If 2024 can be described as a major election year, then 2025 will be a year of transition. In early 2024, governments around the world successively elected new leaders who, upon taking office, immediately faced severe economic, social, security, environmental, and technological challenges. While these issues could have been addressed one by one in the past, their simultaneous emergence amidst a turbulent geopolitical landscape has multiplied their complexity. Looking back, the previous golden age of trade appears to have ended. In 2023, global trade in goods contracted by approximately 2%, a higher rate of decline than any other period in this century outside of global economic recessions, making current supply chain management even more challenging. Major shipping routes, from the Red Sea to the Baltic Sea, have descended into chaos, while tensions in Northeast Asia, across the Taiwan Strait, and in the South China Sea have gradually escalated, introducing greater uncertainty into shipping and logistics.
In 2023, the global machine tool market faced weak demand due to inflation, interest rate hikes, and China’s slower recovery, while geopolitical risks further dampened investment. Global consumption totaled about $79 billion, down 5%. China remained the largest consumer despite a 9.6% decline, while the U.S. grew 8.2%, and Mexico and Turkey showed strong gains. Production slightly decreased overall, with Germany, the U.S., and Spain growing, but China, Japan, and Taiwan declining.

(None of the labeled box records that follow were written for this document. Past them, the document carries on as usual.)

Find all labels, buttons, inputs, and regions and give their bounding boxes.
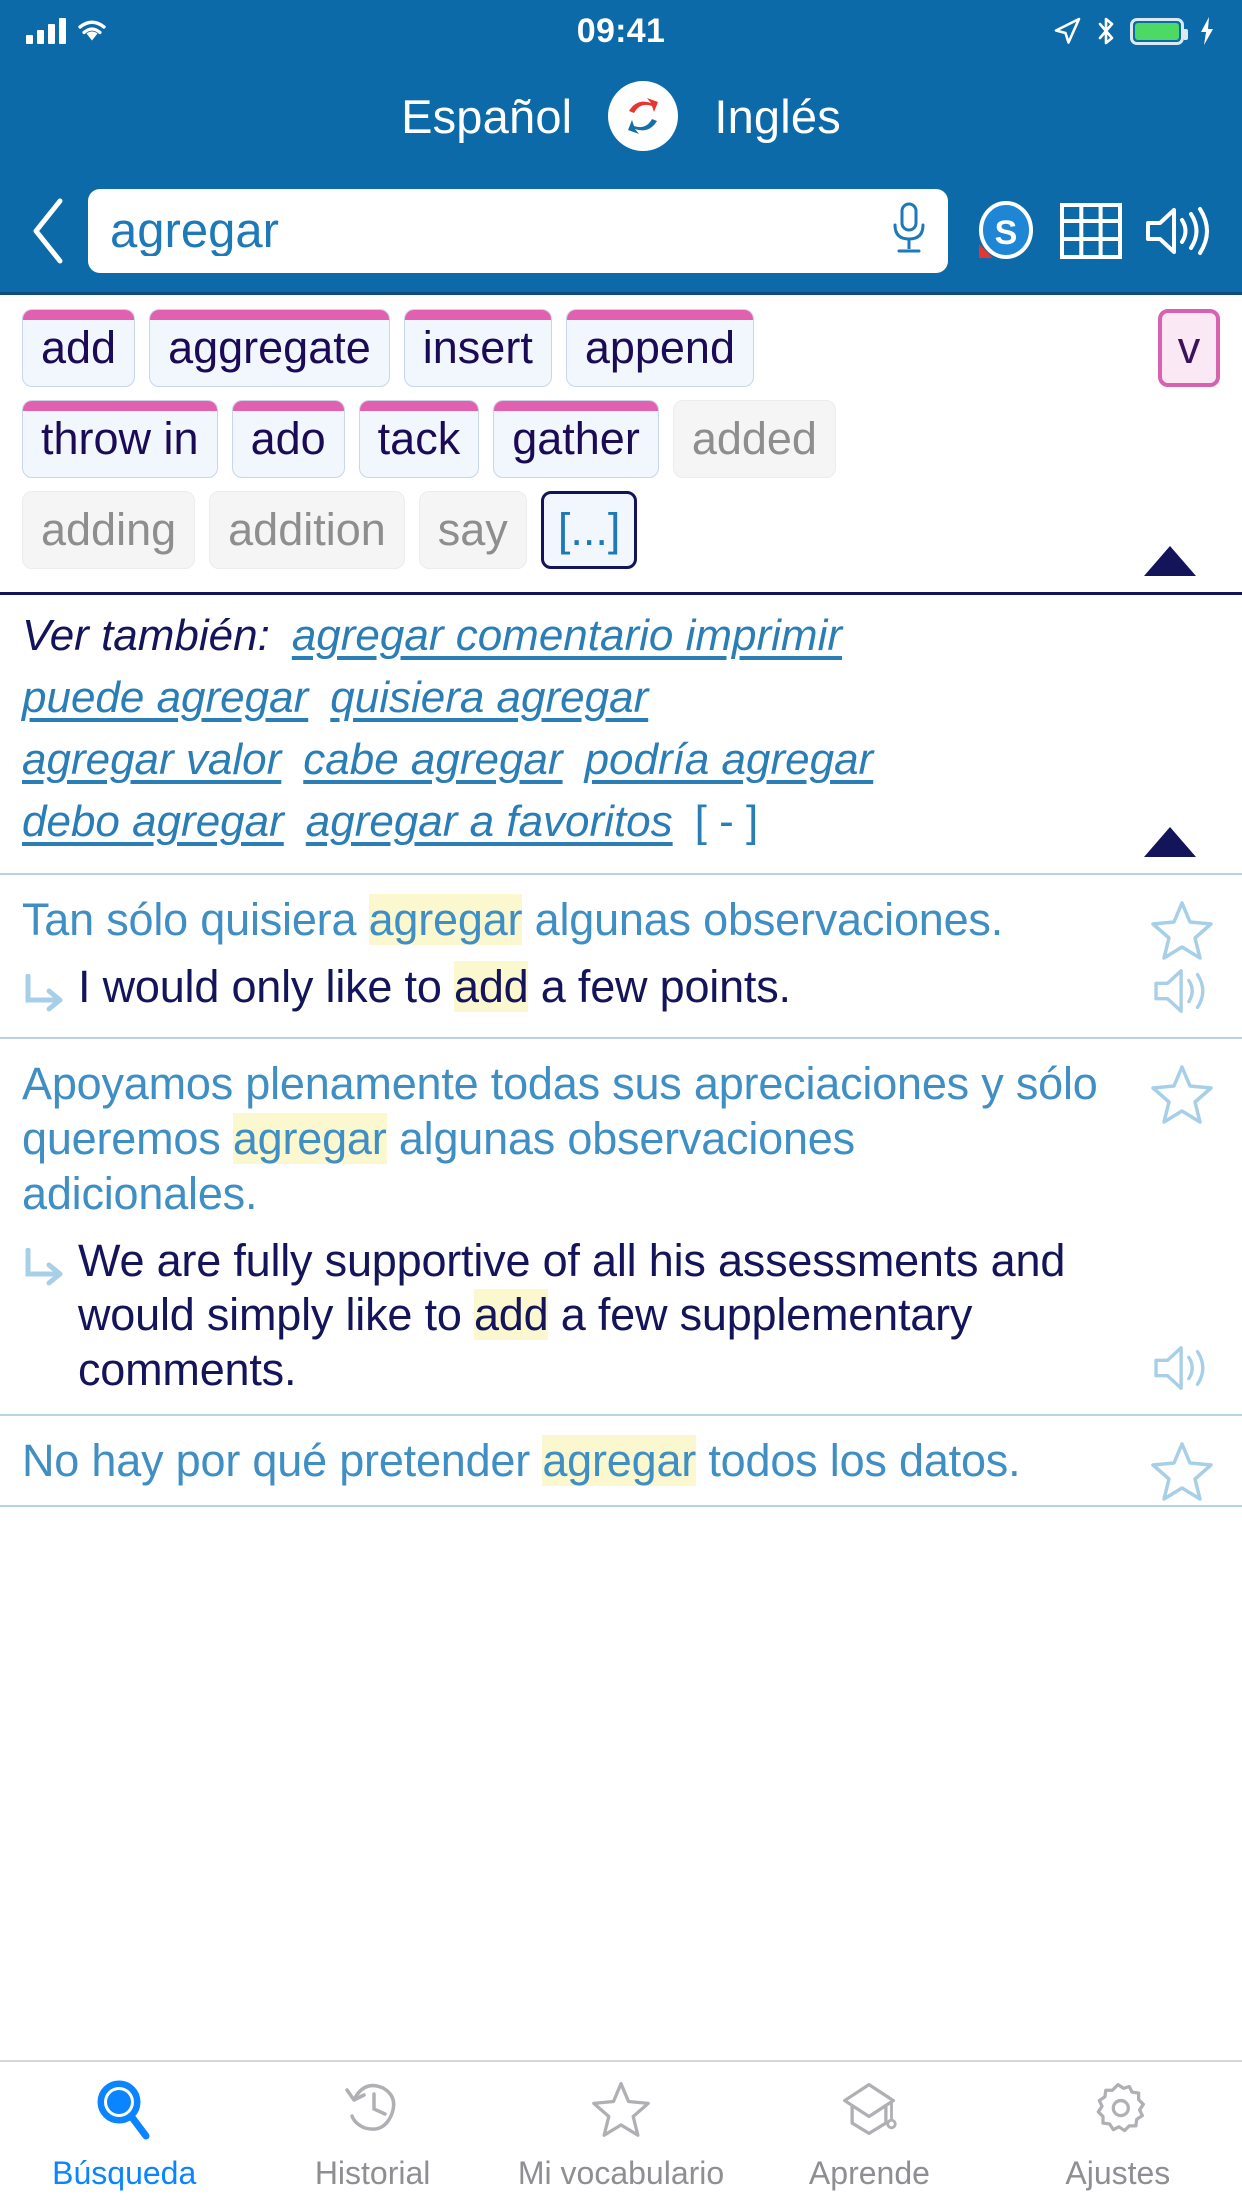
tab-label: Aprende xyxy=(808,2155,930,2191)
see-also-line: Ver también: agregar comentario imprimir xyxy=(22,611,1220,661)
example-item: No hay por qué pretender agregar todos l… xyxy=(0,1416,1242,1508)
translation-chip[interactable]: adding xyxy=(22,491,196,569)
star-icon xyxy=(591,2078,651,2145)
speaker-icon[interactable] xyxy=(1152,1341,1216,1400)
battery-icon xyxy=(1130,17,1188,45)
see-also-link[interactable]: agregar valor xyxy=(22,735,281,785)
example-item: Apoyamos plenamente todas sus apreciacio… xyxy=(0,1039,1242,1417)
see-also-link[interactable]: agregar a favoritos xyxy=(306,797,673,847)
part-of-speech-badge[interactable]: v xyxy=(1158,309,1220,387)
collapse-triangle-icon[interactable] xyxy=(1144,827,1196,857)
example-item: Tan sólo quisiera agregar algunas observ… xyxy=(0,875,1242,1039)
see-also-link[interactable]: debo agregar xyxy=(22,797,284,847)
tab-label: Historial xyxy=(314,2155,431,2191)
translation-chip[interactable]: say xyxy=(418,491,527,569)
target-highlight: add xyxy=(454,960,529,1012)
more-translations-chip[interactable]: [...] xyxy=(540,491,638,569)
translation-row: throw in ado tack gather added xyxy=(22,400,1220,478)
examples-list: Tan sólo quisiera agregar algunas observ… xyxy=(0,873,1242,2060)
see-also-link[interactable]: cabe agregar xyxy=(303,735,562,785)
source-text-pre: No hay por qué pretender xyxy=(22,1435,543,1487)
search-icon xyxy=(94,2078,154,2145)
status-bar-clock: 09:41 xyxy=(576,11,666,50)
translation-chip[interactable]: ado xyxy=(231,400,345,478)
translation-chip[interactable]: added xyxy=(672,400,836,478)
source-text-pre: Tan sólo quisiera xyxy=(22,894,369,945)
tab-ajustes[interactable]: Ajustes xyxy=(994,2078,1242,2192)
source-highlight: agregar xyxy=(232,1112,387,1164)
conjugation-table-icon[interactable] xyxy=(1048,189,1134,273)
source-language-button[interactable]: Español xyxy=(401,89,572,144)
tab-mi-vocabulario[interactable]: Mi vocabulario xyxy=(497,2078,745,2192)
tab-label: Ajustes xyxy=(1065,2155,1171,2191)
translation-row: adding addition say [...] xyxy=(22,491,1220,569)
collapse-triangle-icon[interactable] xyxy=(1144,546,1196,576)
search-bar: agregar S xyxy=(0,170,1242,292)
microphone-icon[interactable] xyxy=(888,201,930,262)
app-root: 09:41 Español Inglés agregar S add aggre… xyxy=(0,0,1242,2208)
star-outline-icon[interactable] xyxy=(1150,899,1214,966)
svg-text:S: S xyxy=(995,214,1018,252)
source-text-post: algunas observaciones. xyxy=(522,894,1004,945)
translation-chip[interactable]: gather xyxy=(493,400,659,478)
example-source-sentence: No hay por qué pretender agregar todos l… xyxy=(22,1434,1220,1489)
see-also-panel: Ver también: agregar comentario imprimir… xyxy=(0,592,1242,873)
see-also-link[interactable]: agregar comentario imprimir xyxy=(292,611,842,661)
see-also-minus-toggle[interactable]: [ - ] xyxy=(695,797,759,847)
translation-chip[interactable]: addition xyxy=(209,491,405,569)
see-also-link[interactable]: podría agregar xyxy=(585,735,874,785)
source-text-post: todos los datos. xyxy=(696,1435,1021,1487)
translation-arrow-icon xyxy=(22,1234,78,1295)
example-target-row: We are fully supportive of all his asses… xyxy=(22,1234,1220,1399)
back-chevron-icon[interactable] xyxy=(10,192,88,270)
bottom-tab-bar: Búsqueda Historial Mi vocabulario Aprend… xyxy=(0,2060,1242,2208)
translation-chip[interactable]: insert xyxy=(403,309,552,387)
source-highlight: agregar xyxy=(542,1435,697,1487)
see-also-line: agregar valor cabe agregar podría agrega… xyxy=(22,735,1220,785)
translation-row: add aggregate insert append xyxy=(22,309,1220,387)
translations-panel: add aggregate insert append throw in ado… xyxy=(0,292,1242,592)
example-source-sentence: Apoyamos plenamente todas sus apreciacio… xyxy=(22,1057,1220,1222)
speaker-icon[interactable] xyxy=(1134,189,1220,273)
star-outline-icon[interactable] xyxy=(1150,1063,1214,1130)
translation-chip[interactable]: aggregate xyxy=(149,309,390,387)
tab-historial[interactable]: Historial xyxy=(248,2078,496,2192)
tab-busqueda[interactable]: Búsqueda xyxy=(0,2078,248,2192)
star-outline-icon[interactable] xyxy=(1150,1440,1214,1507)
translation-chip[interactable]: throw in xyxy=(22,400,218,478)
see-also-line: puede agregar quisiera agregar xyxy=(22,673,1220,723)
graduation-icon xyxy=(839,2078,899,2145)
speaker-icon[interactable] xyxy=(1152,964,1216,1023)
gear-icon xyxy=(1088,2078,1148,2145)
search-input[interactable]: agregar xyxy=(110,207,888,256)
swap-languages-icon[interactable] xyxy=(608,81,679,151)
target-highlight: add xyxy=(473,1289,549,1341)
status-bar: 09:41 xyxy=(0,0,1242,62)
translation-chip[interactable]: tack xyxy=(358,400,480,478)
translation-arrow-icon xyxy=(22,960,78,1021)
see-also-line: debo agregar agregar a favoritos [ - ] xyxy=(22,797,1220,847)
search-field[interactable]: agregar xyxy=(88,189,948,273)
target-text-post: a few points. xyxy=(528,960,791,1012)
translation-chip[interactable]: add xyxy=(22,309,136,387)
app-header: 09:41 Español Inglés agregar S xyxy=(0,0,1242,292)
tab-label: Mi vocabulario xyxy=(517,2155,725,2191)
tab-label: Búsqueda xyxy=(52,2155,197,2191)
example-target-sentence: We are fully supportive of all his asses… xyxy=(78,1234,1100,1399)
language-switcher: Español Inglés xyxy=(0,62,1242,170)
see-also-label: Ver también: xyxy=(22,611,270,660)
example-source-sentence: Tan sólo quisiera agregar algunas observ… xyxy=(22,893,1220,948)
tab-aprende[interactable]: Aprende xyxy=(745,2078,993,2192)
skype-translate-icon[interactable]: S xyxy=(962,189,1048,273)
source-highlight: agregar xyxy=(368,894,523,945)
see-also-link[interactable]: puede agregar xyxy=(22,673,308,723)
example-target-sentence: I would only like to add a few points. xyxy=(78,960,791,1015)
history-icon xyxy=(343,2078,403,2145)
example-target-row: I would only like to add a few points. xyxy=(22,960,1220,1021)
see-also-link[interactable]: quisiera agregar xyxy=(330,673,648,723)
translation-chip[interactable]: append xyxy=(565,309,754,387)
target-language-button[interactable]: Inglés xyxy=(714,89,841,144)
target-text-pre: I would only like to xyxy=(78,960,454,1012)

Germany, China, and Japan led exports; the U.S. and China topped imports. Future demand will focus on net-zero emissions, smart technologies, and digital and green transformation.
The Southeast Asian EV market is growing rapidly, driven by global decarbonization trends and government policies. By 2035, sales are projected to reach 8.5 million units, with an ecosystem value of $8–12 billion. Thailand and Indonesia are key investment hubs—Thailand attracts foreign manufacturers through incentives, while Indonesia leverages its nickel resources to develop battery supply chains. Chinese players like BYD dominate Thailand’s market, highlighting the importance of localization and policy support. Taiwanese firms entering the region should consider geopolitical risks and learn from Chinese strategies to strengthen their New Southbound initiatives.